A new study suggests a proposed Trump administration policy could discourage immigrant families from enrolling their citizen children in public health insurance programs like Medicaid and the Children’s Health Insurance Program, also known as CHIP.
The Urban Institute study suggests changes in how the federal government makes so-called public charge determinations – which could impact whether some noncitizens get lawful permanent residency or temporary visas – could have a "chilling effect" on families seeking public assistance.
The Trump administration could start considering an applicant’s future or current enrollment in some health programs, housing assistance programs, as well as the Supplemental Nutrition Assistance Program, or SNAP, when determining eligibility for legal status. The proposed changes could also consider factors such as age, income and household size.
In the Federal Register, the Trump administration wrote that:
the primary benefit of the proposed rule would be to help ensure that aliens who are admitted to the United States, seek extension of stay or change of status, or apply for adjustment of status are not likely to receive public benefits and will be self-sufficient, i.e., individuals will rely on their own financial resources, as well as the financial resources of the family, sponsors, and private organizations.
Researchers at the Urban Institute project, if the White House institutes those changes, it could cause more families to withdraw their children from public assistance programs altogether. Earlier this year, advocates in Texas reported a rise in immigrant families withdrawing their eligible children from health programs during the Trump administration's crackdown on immigration. Those reports suggested the possibility that the same could happen because of possible changes to the public charge rules.
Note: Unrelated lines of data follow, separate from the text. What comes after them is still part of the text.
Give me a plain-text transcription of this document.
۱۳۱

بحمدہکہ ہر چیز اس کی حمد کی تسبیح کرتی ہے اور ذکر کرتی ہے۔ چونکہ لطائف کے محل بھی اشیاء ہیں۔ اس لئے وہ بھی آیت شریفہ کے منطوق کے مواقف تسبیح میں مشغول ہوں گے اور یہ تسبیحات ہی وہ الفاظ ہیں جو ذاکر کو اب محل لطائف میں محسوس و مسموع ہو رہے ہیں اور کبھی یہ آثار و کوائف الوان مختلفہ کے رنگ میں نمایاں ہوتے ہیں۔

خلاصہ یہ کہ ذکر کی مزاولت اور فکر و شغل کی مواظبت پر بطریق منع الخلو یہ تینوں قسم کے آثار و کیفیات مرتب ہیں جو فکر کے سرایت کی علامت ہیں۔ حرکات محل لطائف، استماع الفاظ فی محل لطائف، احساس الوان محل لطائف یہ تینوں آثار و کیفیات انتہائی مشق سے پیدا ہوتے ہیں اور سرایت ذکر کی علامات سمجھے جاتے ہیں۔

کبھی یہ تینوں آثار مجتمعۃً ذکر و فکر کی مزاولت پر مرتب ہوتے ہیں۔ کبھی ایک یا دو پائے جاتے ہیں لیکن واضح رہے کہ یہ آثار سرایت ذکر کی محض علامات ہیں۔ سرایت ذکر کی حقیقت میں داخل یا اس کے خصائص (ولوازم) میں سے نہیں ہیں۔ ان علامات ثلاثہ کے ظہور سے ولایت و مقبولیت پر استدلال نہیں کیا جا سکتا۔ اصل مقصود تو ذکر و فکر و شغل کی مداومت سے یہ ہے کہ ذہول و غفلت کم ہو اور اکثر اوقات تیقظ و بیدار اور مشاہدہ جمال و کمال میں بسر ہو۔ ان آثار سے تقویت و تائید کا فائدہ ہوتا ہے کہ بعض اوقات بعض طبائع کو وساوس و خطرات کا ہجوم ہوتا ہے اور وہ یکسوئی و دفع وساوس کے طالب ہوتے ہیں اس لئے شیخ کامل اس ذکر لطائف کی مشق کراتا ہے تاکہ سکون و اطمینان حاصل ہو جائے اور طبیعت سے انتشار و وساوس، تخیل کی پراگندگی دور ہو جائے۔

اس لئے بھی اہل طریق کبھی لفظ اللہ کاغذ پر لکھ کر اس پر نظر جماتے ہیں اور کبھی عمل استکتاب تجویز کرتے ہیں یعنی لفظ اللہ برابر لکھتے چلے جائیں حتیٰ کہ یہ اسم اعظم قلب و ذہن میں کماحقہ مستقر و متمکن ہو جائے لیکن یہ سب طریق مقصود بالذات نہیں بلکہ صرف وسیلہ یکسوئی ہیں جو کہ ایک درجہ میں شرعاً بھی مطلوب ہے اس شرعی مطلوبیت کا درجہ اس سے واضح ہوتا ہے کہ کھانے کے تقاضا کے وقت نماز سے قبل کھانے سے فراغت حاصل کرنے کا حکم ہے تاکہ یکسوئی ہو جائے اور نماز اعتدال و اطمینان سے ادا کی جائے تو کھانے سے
Jennifer Haley, a researcher with the Urban Institute Health Policy Center, said she fears the proposed rules could lead to a dip in an enrollment among eligible families – or dropouts among those already enrolled.
“This could have a large effect because, in Texas, 31.5 percent of all Medicaid/CHIP-covered children were citizen children living with one or more noncitizen parents,” Haley said.
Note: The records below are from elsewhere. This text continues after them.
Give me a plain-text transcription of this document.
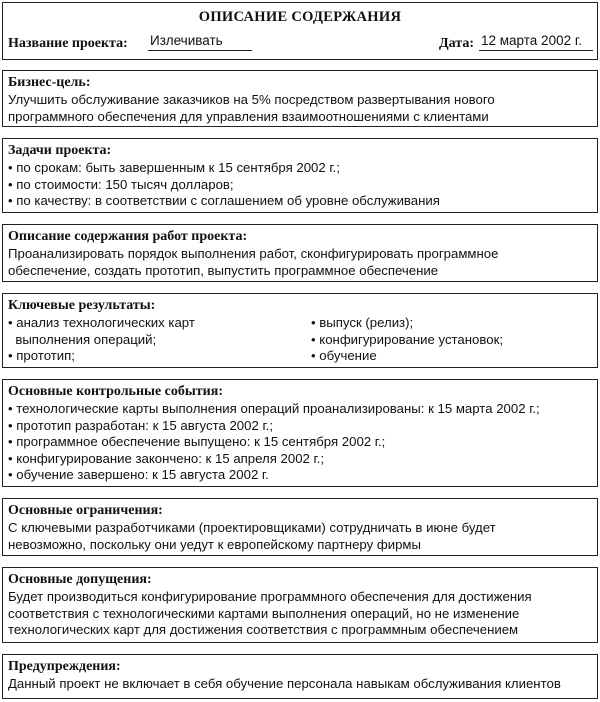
ОПИСАНИЕ СОДЕРЖАНИЯ
Название проекта: Излечивать	Дата: 12 марта 2002 г.
Бизнес-цель:
Улучшить обслуживание заказчиков на 5% посредством развертывания нового
программного обеспечения для управления взаимоотношениями с клиентами
Задачи проекта:
• по срокам: быть завершенным к 15 сентября 2002 г.;
• по стоимости: 150 тысяч долларов;
• по качеству: в соответствии с соглашением об уровне обслуживания
Описание содержания работ проекта:
Проанализировать порядок выполнения работ, сконфигурировать программное
обеспечение, создать прототип, выпустить программное обеспечение
Ключевые результаты:
• анализ технологических карт
выполнения операций;
• прототип;
• выпуск (релиз);
• конфигурирование установок;
• обучение
Основные контрольные события:
• технологические карты выполнения операций проанализированы: к 15 марта 2002 г.;
• прототип разработан: к 15 августа 2002 г.;
• программное обеспечение выпущено: к 15 сентября 2002 г.;
• конфигурирование закончено: к 15 апреля 2002 г.;
• обучение завершено: к 15 августа 2002 г.
Основные ограничения:
С ключевыми разработчиками (проектировщиками) сотрудничать в июне будет
невозможно, поскольку они уедут к европейскому партнеру фирмы
Основные допущения:
Будет производиться конфигурирование программного обеспечения для достижения
соответствия с технологическими картами выполнения операций, но не изменение
технологических карт для достижения соответствия с программным обеспечением
Предупреждения:
Данный проект не включает в себя обучение персонала навыкам обслуживания клиентов
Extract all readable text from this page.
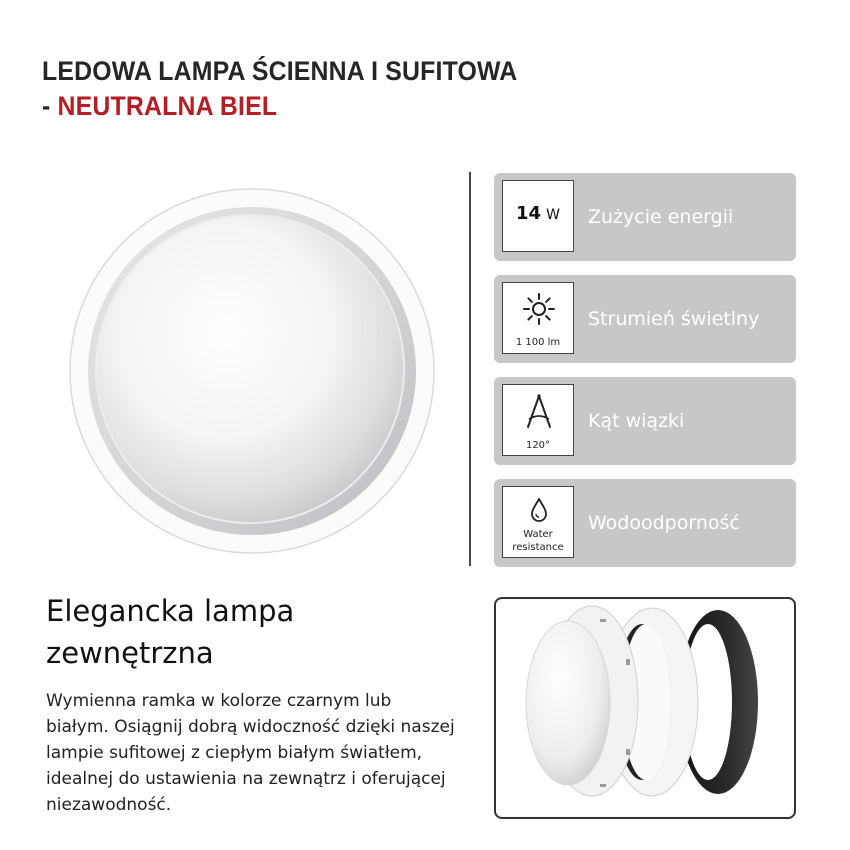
LEDOWA LAMPA ŚCIENNA I SUFITOWA
- NEUTRALNA BIEL
14 W	Zużycie energii
1 100 lm
Strumień świetlny
120°
Kąt wiązki
Water
resistance
Wodoodporność
Elegancka lampa zewnętrzna
Wymienna ramka w kolorze czarnym lub białym. Osiągnij dobrą widoczność dzięki naszej lampie sufitowej z ciepłym białym światłem, idealnej do ustawienia na zewnątrz i oferującej niezawodność.
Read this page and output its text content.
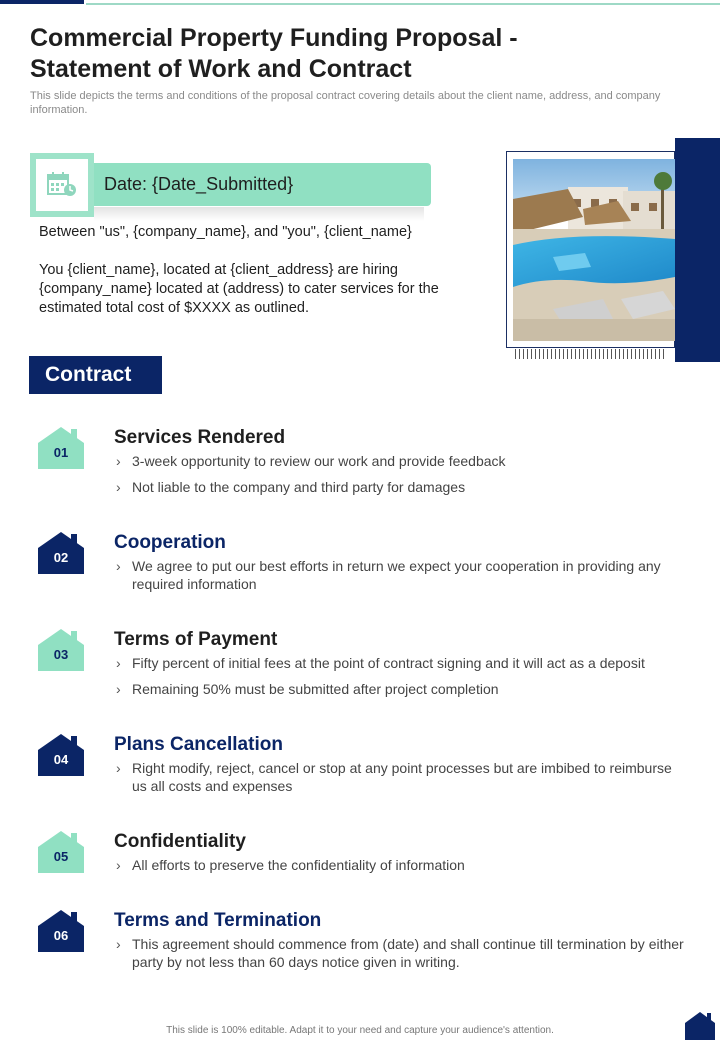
Commercial Property Funding Proposal - Statement of Work and Contract

This slide depicts the terms and conditions of the proposal contract covering details about the client name, address, and company information.

Date: {Date_Submitted}

Between "us", {company_name}, and "you", {client_name}

You {client_name}, located at {client_address} are hiring {company_name} located at (address) to cater services for the estimated total cost of $XXXX as outlined.

Contract
01
Services Rendered
› 3-week opportunity to review our work and provide feedback
› Not liable to the company and third party for damages
02
Cooperation
› We agree to put our best efforts in return we expect your cooperation in providing any required information
03
Terms of Payment
› Fifty percent of initial fees at the point of contract signing and it will act as a deposit
› Remaining 50% must be submitted after project completion
04
Plans Cancellation
› Right modify, reject, cancel or stop at any point processes but are imbibed to reimburse us all costs and expenses
05
Confidentiality
› All efforts to preserve the confidentiality of information
06
Terms and Termination
› This agreement should commence from (date) and shall continue till termination by either party by not less than 60 days notice given in writing.

This slide is 100% editable. Adapt it to your need and capture your audience's attention.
Nationwide, the study found, 6.8 million citizen children with Medicaid or CHIP coverage were living with one or more noncitizen parents in 2016. In Texas, 1.1 million citizen children with non-citizen parents are receiving Medicaid or CHIP, nearly 32 percent of recipients overall.
Historically, children whose parents are noncitizens are less likely to have health insurance or to be enrolled in Medicaid or CHIP in the first place, compared to children whose parents are citizens. Haley said noncitizen parents don’t always know their kids are eligible for certain services. They are more likely to have language barriers that preclude them from seeking help, and they are more likely to have a job that doesn’t provide health insurance.
“So, increases in un-insurance among that group could serve to widen rather than narrow the gap,” Haley said.
There are also longer-term effects for children who lose their health insurance, she said.
A loss of health coverage could mean increased financial strain on a family, which could also have a negative effect on a child’s long-term development, as well.
The last day for public comment on the proposed rule change is Dec. 10.